Opare argued that any impact the streetcar had on H Street’s redevelopment had long vanished. And indeed, the neighborhood has struggled in recent years (as one Washington Post headline put it: “H Street was once a symbol of D.C.’s rebirth. Now, it’s barely holding on.”) He says the streetcar only makes it more difficult for customers to find parking and clogs traffic on the corridor. 

“It has no real practical use because it’s slower than walking…It goes just, like, the length of H Street,” Opare added. “If you have a transportation system that makes it harder to park…it has to be really beneficial to the area. And this wasn’t.”

The District Department of Transportation reported 853,445 streetcar rides in the 2025 fiscal year—the line’s highest ridership since the COVID-19 pandemic, but still a far cry from 2019, when it counted almost 1.2 million rides. The District spends around $10 million a year to operate the line (its shutdown follows the District’s elimination of DC Circulator bus service at the end of 2024, for similar budgetary reasons.)

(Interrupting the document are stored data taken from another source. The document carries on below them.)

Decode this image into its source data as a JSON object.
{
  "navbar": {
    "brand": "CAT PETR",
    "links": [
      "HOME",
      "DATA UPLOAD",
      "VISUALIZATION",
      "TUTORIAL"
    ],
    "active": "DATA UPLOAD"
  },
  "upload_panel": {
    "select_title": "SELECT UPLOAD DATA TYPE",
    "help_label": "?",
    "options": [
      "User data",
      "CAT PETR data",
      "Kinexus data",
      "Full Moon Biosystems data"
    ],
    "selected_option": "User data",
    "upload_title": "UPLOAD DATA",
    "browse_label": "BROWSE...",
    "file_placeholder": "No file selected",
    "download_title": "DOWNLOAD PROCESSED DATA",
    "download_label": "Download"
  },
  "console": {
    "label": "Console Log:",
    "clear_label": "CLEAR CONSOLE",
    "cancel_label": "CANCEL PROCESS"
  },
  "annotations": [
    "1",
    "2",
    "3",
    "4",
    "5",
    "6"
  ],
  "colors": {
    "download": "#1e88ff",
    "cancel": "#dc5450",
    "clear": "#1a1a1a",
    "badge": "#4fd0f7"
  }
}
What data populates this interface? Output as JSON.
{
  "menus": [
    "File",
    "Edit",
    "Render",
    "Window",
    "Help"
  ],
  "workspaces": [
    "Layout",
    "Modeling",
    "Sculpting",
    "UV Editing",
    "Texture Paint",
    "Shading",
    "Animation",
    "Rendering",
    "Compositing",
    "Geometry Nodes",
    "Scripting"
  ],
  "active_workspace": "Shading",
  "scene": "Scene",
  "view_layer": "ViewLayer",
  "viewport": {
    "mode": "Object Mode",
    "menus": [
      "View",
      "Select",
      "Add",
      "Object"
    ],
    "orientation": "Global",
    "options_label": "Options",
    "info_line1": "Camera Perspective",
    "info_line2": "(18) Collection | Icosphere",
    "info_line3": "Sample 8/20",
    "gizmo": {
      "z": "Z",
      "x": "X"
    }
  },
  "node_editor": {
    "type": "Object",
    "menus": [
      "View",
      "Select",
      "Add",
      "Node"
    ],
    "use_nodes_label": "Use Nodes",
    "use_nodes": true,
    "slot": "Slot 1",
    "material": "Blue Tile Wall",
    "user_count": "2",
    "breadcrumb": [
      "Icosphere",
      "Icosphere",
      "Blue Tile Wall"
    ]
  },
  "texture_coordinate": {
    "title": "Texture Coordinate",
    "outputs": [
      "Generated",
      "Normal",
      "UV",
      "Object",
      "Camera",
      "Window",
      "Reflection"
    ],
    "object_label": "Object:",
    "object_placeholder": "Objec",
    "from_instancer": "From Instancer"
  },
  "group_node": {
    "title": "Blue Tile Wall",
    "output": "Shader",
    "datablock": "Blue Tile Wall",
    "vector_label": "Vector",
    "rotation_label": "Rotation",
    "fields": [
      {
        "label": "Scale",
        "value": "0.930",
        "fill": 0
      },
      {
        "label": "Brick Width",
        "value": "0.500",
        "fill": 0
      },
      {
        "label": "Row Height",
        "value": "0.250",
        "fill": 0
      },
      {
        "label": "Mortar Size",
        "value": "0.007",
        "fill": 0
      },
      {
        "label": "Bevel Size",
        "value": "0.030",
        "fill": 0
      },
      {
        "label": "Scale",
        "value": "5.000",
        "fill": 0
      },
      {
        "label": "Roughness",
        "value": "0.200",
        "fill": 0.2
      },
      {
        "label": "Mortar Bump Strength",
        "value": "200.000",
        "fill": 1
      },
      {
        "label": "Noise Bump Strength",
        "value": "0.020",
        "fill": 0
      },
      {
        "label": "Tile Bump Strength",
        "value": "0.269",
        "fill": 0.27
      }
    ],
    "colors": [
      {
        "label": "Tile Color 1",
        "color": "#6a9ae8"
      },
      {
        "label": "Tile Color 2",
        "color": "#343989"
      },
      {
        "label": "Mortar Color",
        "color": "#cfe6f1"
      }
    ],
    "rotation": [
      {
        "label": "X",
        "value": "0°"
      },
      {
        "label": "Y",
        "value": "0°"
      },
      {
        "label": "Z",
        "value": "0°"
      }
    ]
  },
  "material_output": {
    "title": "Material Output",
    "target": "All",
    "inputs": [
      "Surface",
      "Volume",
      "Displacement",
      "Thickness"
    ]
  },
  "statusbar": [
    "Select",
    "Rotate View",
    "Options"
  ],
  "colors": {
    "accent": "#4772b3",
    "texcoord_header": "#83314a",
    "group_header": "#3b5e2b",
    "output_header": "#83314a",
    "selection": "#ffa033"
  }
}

 “I’ve never seen how it could be economically viable,” said Peterson, who isn’t surprised the streetcar is shutting down. 

But over the past decade, it became integral to his family’s life. Living on 13th and G, he takes the streetcar to Capitol Hill Hot Yoga—owned by his wife—at 4th and H, and uses it to bring his daughter to school at Two Rivers Public Charter School, by the streetcar’s eastern terminus. “It connects all the dots in my life,” Petersen said. “It’s just been so easy.” 

For commuter Lindsay Daniels, the open question remains the streetcar’s replacement: if the original project opened late, went over budget, and only lasted a decade, what can H Street riders expect from DDOT in the future?

When the closure was initially announced, Mayor Muriel Bowser said that the streetcar would be replaced by electric buses that are powered by the existing overhead cables in 2028 or 2029. But the closure came a year earlier than originally planned, and it’s not clear if or when they will be put in place (a separate plan to add bus-only lanes to H Street has also been paused.) DDOT did not respond to a request for comment about replacement service.

Daniels lives on the corner of 10th and H Streets and takes the streetcar to Union Station on her way to ride the Metro to work. Sometimes, she walks to the station — but due to chronic pain, the streetcar is her preferred mode of transit for the first part of her commute. 

Like Petersen, she sees the city’s rationale for shutting down an expensive and singular transit service. Yet Daniels feels the District had an opportunity to connect disjointed neighborhoods and fears that, with the streetcar’s shutdown, they will abandon that goal. If the streetcar had continued down Benning Road, it could have connected lower-income communities in Northeast not only to H Street but to the wider city, she said. 

Come April, Daniels will take the bus all the way to work, or perhaps walk to the Metro at Union Station. But she’s more focused on what the District government’s next steps are.

“They need to think through what the replacement’s going to be, and how it’s going to serve the population,” Daniels said, as the streetcar slowed to a stop at 3rd Street and passengers disembarked with grocery bags and strollers. “Here, and further out.”